LoRA모델 전체를 다시 학습하지 않고, 작은 어댑터 레이어만 추가해서 학습하는 기법. 비용이 훨씬 적게 들면서 특정 태스크에 적응 가능.

Continual Learning새로운 데이터가 들어올 때마다 모델을 점진적으로 업데이트하는 학습 방식. 처음부터 재학습하지 않아도 새 패턴에 계속 적응함.

Human-in-the-LoopAI가 모든 걸 혼자 결정하지 않고, 불확실한 케이스에서 사람의 판단을 요청하는 구조. AI와 사람이 협력해 더 신뢰할 수 있는 결과를 냄.

Related Resources

Original Abstract (Expand)

Scaling educational assessment with large language models requires not just accuracy, but the ability to recognize when predictions are trustworthy.
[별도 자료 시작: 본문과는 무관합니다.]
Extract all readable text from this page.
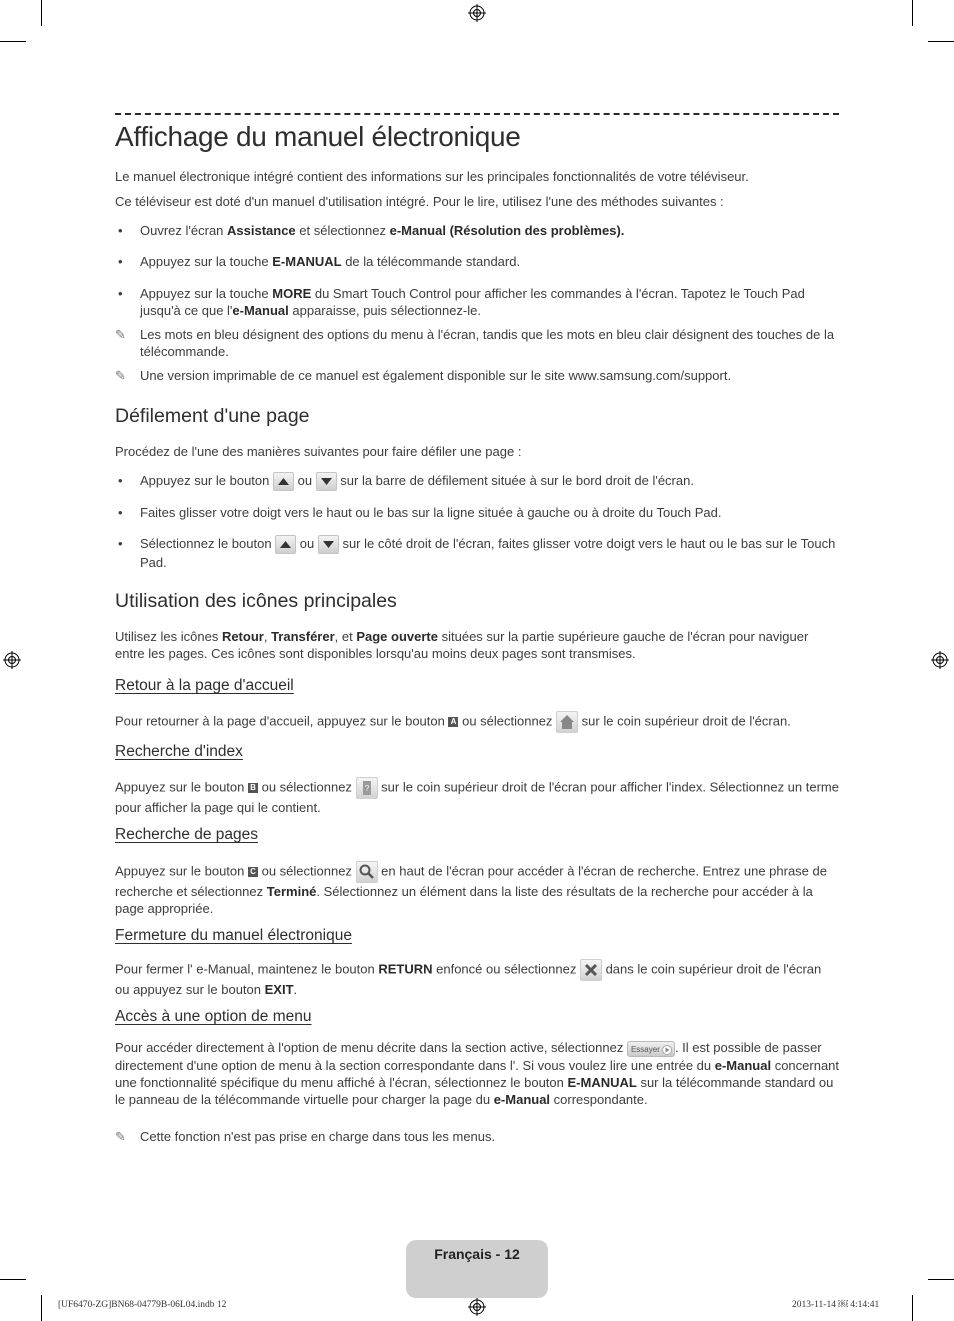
Affichage du manuel électronique

Le manuel électronique intégré contient des informations sur les principales fonctionnalités de votre téléviseur.

Ce téléviseur est doté d'un manuel d'utilisation intégré. Pour le lire, utilisez l'une des méthodes suivantes :

• Ouvrez l'écran Assistance et sélectionnez e-Manual (Résolution des problèmes).
• Appuyez sur la touche E-MANUAL de la télécommande standard.
• Appuyez sur la touche MORE du Smart Touch Control pour afficher les commandes à l'écran. Tapotez le Touch Pad jusqu'à ce que l'e-Manual apparaisse, puis sélectionnez-le.
✎ Les mots en bleu désignent des options du menu à l'écran, tandis que les mots en bleu clair désignent des touches de la télécommande.
✎ Une version imprimable de ce manuel est également disponible sur le site www.samsung.com/support.
Défilement d'une page

Procédez de l'une des manières suivantes pour faire défiler une page :

• Appuyez sur le bouton  ou  sur la barre de défilement située à sur le bord droit de l'écran.
• Faites glisser votre doigt vers le haut ou le bas sur la ligne située à gauche ou à droite du Touch Pad.
• Sélectionnez le bouton  ou  sur le côté droit de l'écran, faites glisser votre doigt vers le haut ou le bas sur le Touch Pad.
Utilisation des icônes principales

Utilisez les icônes Retour, Transférer, et Page ouverte situées sur la partie supérieure gauche de l'écran pour naviguer entre les pages. Ces icônes sont disponibles lorsqu'au moins deux pages sont transmises.

Retour à la page d'accueil

Pour retourner à la page d'accueil, appuyez sur le bouton A ou sélectionnez  sur le coin supérieur droit de l'écran.

Recherche d'index

Appuyez sur le bouton B ou sélectionnez ? sur le coin supérieur droit de l'écran pour afficher l'index. Sélectionnez un terme pour afficher la page qui le contient.

Recherche de pages

Appuyez sur le bouton C ou sélectionnez  en haut de l'écran pour accéder à l'écran de recherche. Entrez une phrase de recherche et sélectionnez Terminé. Sélectionnez un élément dans la liste des résultats de la recherche pour accéder à la page appropriée.

Fermeture du manuel électronique

Pour fermer l' e-Manual, maintenez le bouton RETURN enfoncé ou sélectionnez  dans le coin supérieur droit de l'écran ou appuyez sur le bouton EXIT.

Accès à une option de menu

Pour accéder directement à l'option de menu décrite dans la section active, sélectionnez Essayer . Il est possible de passer directement d'une option de menu à la section correspondante dans l'. Si vous voulez lire une entrée du e-Manual concernant une fonctionnalité spécifique du menu affiché à l'écran, sélectionnez le bouton E-MANUAL sur la télécommande standard ou le panneau de la télécommande virtuelle pour charger la page du e-Manual correspondante.

✎ Cette fonction n'est pas prise en charge dans tous les menus.
Français - 12
[UF6470-ZG]BN68-04779B-06L04.indb 12	2013-11-14 ￼ 4:14:41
Instruction-tuned models tend to be overconfident, and their reliability deteriorates as curricula evolve, making fully autonomous deployment unsafe in high-stakes settings. We introduce CHiL(L)Grader, the first automated grading framework that incorporates calibrated confidence estimation into a human-in-the-loop workflow. Using post-hoc temperature scaling, confidence-based selective prediction, and continual learning, CHiL(L)Grader automates only high-confidence predictions while routing uncertain cases to human graders, and adapts to evolving rubrics and unseen questions. Across three short-answer grading datasets, CHiL(L)Grader automatically scores 35-65% of responses at expert-level quality (QWK >= 0.80). A QWK gap of 0.347 between accepted and rejected predictions confirms the effectiveness of the confidence-based routing. Each correction cycle strengthens the model's grading capability as it learns from teacher feedback. These results show that uncertainty quantification is key for reliable AI-assisted grading.